I'm building a module that adds a page with several tabs. Drupal requires that hook_menu define the "default" page twice, like this:

/**
 * Implementation of hook_menu().
 */
function user_deco_menu($may_cache) {
  $items = array();
  if (!$may_cache) {
    $items[] = array(
      'path' => 'user_deco',
      'title' => t('Decos'),
      'description' => t('Shows a gallery of user_decos with the option to buy them.'),
      'callback' => 'user_deco_gallery',
      'callback arguments' => 'gallery',
      'access' => user_access('buy user_decos'),
      'type' => MENU_NORMAL_ITEM,
    );
    $items[] = array(
      'path' => 'user_deco/gallery',
      'title' => t('Gallery'),
      'type' => MENU_DEFAULT_LOCAL_TASK,
      'weight' => -1,
    );
  }
  return $items;
}

The result is that there are two URLs to access the same page. (Same goes for node/* and node/*/view, and many other pages in the Drupal ecosystem.) So, two questions.

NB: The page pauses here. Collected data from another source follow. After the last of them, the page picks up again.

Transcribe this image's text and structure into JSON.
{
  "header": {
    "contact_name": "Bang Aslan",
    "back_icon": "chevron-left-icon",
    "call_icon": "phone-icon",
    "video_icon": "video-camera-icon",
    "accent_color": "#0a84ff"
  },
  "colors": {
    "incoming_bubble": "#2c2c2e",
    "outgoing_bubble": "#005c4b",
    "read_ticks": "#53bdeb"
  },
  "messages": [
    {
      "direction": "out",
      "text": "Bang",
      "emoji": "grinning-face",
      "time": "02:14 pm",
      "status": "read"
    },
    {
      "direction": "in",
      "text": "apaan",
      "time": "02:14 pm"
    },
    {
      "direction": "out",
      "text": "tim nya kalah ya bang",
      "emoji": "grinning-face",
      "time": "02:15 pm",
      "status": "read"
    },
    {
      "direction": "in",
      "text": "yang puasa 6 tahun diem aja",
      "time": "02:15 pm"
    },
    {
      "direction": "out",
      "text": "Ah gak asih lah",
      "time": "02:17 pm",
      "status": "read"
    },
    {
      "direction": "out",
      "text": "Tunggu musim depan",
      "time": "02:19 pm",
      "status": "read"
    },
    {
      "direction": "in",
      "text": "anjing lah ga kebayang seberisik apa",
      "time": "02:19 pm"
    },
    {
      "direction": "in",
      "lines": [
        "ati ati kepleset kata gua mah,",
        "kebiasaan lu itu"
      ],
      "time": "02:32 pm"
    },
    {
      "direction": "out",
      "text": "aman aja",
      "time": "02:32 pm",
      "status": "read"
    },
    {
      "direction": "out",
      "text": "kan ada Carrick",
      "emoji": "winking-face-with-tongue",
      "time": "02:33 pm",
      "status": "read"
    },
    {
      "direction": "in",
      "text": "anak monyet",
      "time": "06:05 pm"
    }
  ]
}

  1. Is this a problem for SEO? I've read that Google, at least, does not penalize sites for having duplicate pages, so I doubt this is really an issue.
  2. Which page should the module link to: user_deco or user_deco/gallery, in order to comply with Drupal coding standards?

In regards to the second question, Drupal links the tab to user_deco. Is this a case where I should do it as core does it?

Comments

icecreamyou’s picture

Pwolanin said on IRC to use user_deco. I don't really think the SEO question is that important since core does it this way and I'm pretty sure what I read about Google is right, so I guess this is resolved now.